A report suggesting Western Union Co. is within preliminary foretells buy Moneygram International Inc. will certainly raise some eyebrows, particularly because antitrust regulators objected to a tie-up between the rivals 2 decades ago.
The competitive landscape is different since then and is arguably more intense with the emergence of digital alternatives as well as the likes of Wal-Mart Stores Inc. getting into on the action.
Nonetheless, such a deal would still mean the No. 1 money transfer provider is getting the No. 2 player. Western Union’s market share currently sits at about 15 percent, while Moneygram’s is between four and five per cent.
Western Union’s apparent interest in Moneygram is new, but J.P. Morgan points out that a potential sale of Moneygram isn’t.
Analyst Tien-tsin Huang noted that reports emerged in 2013 that private-equity firms and Euronet Worldwide Inc. were looking at buying Moneygram. The organization is majority owned by Thomas H. Lee Partners and Goldman Sachs Group Inc.
What might an offer look like? Moneygram were built with a market cap of US$415 million, before its share increased on the report. However, it also has US$840 million in net debt as well as an estimated US$175 million worth of convertible preferred shares outstanding.
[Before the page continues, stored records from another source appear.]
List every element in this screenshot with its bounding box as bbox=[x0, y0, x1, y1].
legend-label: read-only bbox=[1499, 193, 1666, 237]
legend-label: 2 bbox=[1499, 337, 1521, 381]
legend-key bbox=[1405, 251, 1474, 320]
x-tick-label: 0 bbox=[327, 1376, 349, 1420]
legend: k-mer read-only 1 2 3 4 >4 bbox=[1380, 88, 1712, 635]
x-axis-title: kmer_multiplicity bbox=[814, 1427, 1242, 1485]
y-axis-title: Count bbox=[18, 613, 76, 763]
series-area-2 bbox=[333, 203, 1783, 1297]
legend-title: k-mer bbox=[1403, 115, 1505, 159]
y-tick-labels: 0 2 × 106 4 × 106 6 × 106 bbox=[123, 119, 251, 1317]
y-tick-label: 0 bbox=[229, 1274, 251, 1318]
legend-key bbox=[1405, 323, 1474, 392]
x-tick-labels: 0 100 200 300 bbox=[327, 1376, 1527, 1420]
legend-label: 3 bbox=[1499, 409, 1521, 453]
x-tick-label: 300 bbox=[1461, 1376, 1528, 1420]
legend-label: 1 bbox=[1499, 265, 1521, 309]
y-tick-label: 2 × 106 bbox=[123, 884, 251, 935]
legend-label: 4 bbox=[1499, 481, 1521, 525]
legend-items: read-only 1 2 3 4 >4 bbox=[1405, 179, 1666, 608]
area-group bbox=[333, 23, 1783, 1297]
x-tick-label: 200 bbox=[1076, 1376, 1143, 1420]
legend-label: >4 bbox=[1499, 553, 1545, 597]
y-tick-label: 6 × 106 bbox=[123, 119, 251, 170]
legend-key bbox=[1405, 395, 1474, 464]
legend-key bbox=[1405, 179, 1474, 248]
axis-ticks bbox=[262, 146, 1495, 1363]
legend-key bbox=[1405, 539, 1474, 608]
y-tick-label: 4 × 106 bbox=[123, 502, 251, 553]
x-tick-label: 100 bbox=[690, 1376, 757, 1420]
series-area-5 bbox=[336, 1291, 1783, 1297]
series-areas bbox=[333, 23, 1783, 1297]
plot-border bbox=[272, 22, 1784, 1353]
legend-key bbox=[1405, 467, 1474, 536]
Since Western Union has US$800 million of accessible liquidity in the U.S. and US$1.8 billion overall, Huang noted that funding such a transaction would probably include equity. That assumes Western Union wants to keep its investment-grade debt rating and it is willing to give up its share buyback program, that is set they are driving 1.5 percent of its EPS growth this season.
The analyst noted the potential for meaningful synergies inside a merger would likely depend on whether Western Union retains the MoneyGram brand.
Huang thinks Western Union often see EPS accretion if your deal is done at between US$10 and US$11 per MoneyGram share. However, he warned that dilution is possible if the price tag exceeds US$20 per share.